Tarihi, anlamak gerekiyordu.
Anlayıp, anlatmak gerekiyordu.
Bunu bir ön düşünce olarak benimsedi.
Geleceğin kurgusu tarih sayfaları arasında gizlenmişti.
Tarih bilinmeden gelecek kurulamazdı.
Böylece başladı.
Anlamak, bilmekten de zordu.
Anlamadan anlatmak ise imkânsız!
Anladığında, ölümüne sevdiği Türk’ün tarihini yazmayı öncelikli amaç edindi. Araştırmalarının ulaştırdığı sonuçları budun ile üleşmek ayrı bir çabasıydı.
Roman, öykü, araştırma...
Dünü, bugünü yazmak ve yarına uzanmak...
Yaşananları anlatmak, ama her zaman doğruları yazmak, doğruları aktarmak, zor olsa da seçtiği yol oldu.

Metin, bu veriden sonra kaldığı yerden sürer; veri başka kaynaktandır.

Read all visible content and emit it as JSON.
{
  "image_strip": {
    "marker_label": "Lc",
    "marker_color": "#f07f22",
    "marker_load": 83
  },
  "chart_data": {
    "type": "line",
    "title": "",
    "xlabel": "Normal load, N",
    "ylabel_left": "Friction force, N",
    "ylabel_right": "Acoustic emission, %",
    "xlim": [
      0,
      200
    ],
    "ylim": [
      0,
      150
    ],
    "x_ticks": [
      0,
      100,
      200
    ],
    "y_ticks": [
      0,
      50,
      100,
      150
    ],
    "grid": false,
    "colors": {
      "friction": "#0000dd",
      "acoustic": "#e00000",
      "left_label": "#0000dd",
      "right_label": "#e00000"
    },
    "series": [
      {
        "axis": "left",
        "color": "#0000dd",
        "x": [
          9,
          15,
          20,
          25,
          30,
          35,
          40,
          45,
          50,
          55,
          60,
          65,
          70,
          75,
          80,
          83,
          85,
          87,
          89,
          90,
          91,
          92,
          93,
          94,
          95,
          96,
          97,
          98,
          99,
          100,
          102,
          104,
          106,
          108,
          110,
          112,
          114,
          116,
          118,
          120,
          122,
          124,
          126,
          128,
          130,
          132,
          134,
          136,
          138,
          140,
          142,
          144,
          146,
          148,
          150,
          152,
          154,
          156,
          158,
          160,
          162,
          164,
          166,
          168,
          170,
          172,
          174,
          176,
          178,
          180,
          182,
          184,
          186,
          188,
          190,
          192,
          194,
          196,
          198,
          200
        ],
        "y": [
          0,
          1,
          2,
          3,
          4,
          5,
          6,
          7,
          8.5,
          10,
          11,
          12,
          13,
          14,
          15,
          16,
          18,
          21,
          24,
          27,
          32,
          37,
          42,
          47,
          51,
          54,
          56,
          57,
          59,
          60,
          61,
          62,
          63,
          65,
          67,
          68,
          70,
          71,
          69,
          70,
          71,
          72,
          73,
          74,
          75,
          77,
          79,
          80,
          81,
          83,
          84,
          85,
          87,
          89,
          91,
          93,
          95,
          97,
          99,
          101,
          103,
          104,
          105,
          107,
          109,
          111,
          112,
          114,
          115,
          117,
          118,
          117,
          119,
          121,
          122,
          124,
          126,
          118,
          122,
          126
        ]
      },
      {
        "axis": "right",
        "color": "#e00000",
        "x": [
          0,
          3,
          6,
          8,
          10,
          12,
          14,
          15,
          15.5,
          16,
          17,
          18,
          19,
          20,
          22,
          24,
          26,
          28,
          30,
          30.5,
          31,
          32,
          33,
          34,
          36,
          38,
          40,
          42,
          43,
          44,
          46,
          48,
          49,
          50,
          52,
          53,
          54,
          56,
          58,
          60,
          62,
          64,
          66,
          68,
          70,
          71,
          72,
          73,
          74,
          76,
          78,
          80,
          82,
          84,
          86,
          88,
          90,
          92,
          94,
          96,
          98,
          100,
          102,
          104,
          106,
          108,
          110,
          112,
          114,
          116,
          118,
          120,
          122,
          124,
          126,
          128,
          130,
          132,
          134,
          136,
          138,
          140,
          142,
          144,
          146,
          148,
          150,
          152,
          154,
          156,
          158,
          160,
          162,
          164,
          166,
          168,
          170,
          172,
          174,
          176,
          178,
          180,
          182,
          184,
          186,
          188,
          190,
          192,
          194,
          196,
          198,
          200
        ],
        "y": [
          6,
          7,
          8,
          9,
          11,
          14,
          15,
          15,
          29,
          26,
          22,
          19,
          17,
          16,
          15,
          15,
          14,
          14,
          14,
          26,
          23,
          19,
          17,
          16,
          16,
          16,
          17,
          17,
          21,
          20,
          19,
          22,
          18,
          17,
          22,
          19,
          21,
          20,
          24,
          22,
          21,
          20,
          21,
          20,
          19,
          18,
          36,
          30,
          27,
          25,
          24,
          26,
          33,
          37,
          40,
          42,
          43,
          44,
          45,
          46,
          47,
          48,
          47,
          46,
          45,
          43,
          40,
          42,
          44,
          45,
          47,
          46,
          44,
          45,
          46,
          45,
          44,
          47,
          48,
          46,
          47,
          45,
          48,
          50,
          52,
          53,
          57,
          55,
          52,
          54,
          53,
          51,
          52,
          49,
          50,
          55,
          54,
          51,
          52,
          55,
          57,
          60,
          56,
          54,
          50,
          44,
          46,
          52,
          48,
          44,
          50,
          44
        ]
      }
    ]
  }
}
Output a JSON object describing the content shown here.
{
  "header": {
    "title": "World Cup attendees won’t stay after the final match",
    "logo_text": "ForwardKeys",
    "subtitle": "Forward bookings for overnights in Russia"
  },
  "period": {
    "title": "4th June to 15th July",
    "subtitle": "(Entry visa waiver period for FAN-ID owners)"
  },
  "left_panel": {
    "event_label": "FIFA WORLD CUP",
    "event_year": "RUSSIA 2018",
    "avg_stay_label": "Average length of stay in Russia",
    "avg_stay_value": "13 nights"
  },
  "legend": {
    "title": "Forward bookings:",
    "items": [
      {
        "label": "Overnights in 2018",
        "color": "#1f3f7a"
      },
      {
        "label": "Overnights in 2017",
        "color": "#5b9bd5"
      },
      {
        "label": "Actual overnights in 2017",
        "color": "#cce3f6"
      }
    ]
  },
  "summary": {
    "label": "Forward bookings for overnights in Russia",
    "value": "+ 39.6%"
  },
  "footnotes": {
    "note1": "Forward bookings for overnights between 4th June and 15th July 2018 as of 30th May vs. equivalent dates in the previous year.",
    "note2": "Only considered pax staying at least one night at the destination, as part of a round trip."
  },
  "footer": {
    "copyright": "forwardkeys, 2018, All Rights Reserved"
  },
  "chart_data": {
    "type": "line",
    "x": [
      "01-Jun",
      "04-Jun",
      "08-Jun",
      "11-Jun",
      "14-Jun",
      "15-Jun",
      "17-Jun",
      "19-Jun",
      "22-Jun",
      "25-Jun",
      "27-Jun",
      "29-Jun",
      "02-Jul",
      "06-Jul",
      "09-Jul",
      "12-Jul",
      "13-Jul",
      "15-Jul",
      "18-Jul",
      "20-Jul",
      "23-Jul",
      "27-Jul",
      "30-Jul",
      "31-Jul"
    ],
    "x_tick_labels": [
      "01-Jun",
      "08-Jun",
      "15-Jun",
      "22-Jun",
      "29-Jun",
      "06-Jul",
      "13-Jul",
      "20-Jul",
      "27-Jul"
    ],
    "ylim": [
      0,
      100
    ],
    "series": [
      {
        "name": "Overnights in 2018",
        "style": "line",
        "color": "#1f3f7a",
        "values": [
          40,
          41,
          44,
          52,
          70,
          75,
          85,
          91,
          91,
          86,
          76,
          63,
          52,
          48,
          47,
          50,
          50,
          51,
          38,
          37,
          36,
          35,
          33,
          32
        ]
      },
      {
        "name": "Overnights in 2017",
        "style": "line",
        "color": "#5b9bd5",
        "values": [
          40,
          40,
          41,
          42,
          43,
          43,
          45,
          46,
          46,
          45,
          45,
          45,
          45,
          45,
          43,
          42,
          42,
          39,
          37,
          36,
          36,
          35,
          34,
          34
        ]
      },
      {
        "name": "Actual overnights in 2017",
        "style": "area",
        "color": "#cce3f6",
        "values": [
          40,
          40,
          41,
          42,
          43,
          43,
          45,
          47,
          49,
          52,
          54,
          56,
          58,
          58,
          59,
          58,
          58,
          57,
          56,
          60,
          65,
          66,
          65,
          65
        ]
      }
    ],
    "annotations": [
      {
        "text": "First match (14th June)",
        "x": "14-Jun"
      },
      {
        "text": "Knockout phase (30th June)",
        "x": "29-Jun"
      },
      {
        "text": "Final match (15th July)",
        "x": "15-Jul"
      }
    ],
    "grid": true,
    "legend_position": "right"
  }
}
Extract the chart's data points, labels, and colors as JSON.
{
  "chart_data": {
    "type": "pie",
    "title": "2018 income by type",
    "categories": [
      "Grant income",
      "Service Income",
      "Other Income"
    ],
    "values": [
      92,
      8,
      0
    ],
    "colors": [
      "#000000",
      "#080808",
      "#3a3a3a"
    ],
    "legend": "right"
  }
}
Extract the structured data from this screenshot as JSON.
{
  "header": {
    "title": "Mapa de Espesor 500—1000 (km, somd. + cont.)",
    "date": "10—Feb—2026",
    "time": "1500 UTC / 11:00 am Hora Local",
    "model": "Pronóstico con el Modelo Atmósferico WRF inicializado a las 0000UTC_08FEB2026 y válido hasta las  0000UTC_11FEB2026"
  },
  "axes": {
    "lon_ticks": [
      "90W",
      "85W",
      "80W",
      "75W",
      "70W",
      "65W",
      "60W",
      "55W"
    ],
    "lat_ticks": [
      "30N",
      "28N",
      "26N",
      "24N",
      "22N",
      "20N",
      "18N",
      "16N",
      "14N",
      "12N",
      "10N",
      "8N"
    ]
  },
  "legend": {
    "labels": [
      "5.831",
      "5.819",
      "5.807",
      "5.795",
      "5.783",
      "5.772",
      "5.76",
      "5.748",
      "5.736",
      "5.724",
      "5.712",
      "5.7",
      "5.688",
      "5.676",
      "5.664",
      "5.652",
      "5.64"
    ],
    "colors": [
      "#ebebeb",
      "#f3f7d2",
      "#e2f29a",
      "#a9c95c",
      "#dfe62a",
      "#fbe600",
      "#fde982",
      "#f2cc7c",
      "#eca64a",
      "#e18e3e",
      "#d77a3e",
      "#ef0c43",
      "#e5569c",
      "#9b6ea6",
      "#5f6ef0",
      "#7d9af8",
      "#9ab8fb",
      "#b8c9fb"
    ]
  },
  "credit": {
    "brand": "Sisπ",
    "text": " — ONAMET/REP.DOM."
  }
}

Fazla bilinmeyen, çok tanınmayan ulu Türk kahramanlarını tanıtmak en kutlu ülküsüydü. Önemli olaylara tarafsızca yaklaşmak ve çokça kişisel yorum yapmadan, olduğu gibi anlatmak kurguladığı yazma şekli...
Yediden yetmiş yediye Türk budun gerçekleri öğrensin diye...
Tarihi roman yazmadı.
Tarihi romanlaştırdı!
Her zaman doğruları yazarak!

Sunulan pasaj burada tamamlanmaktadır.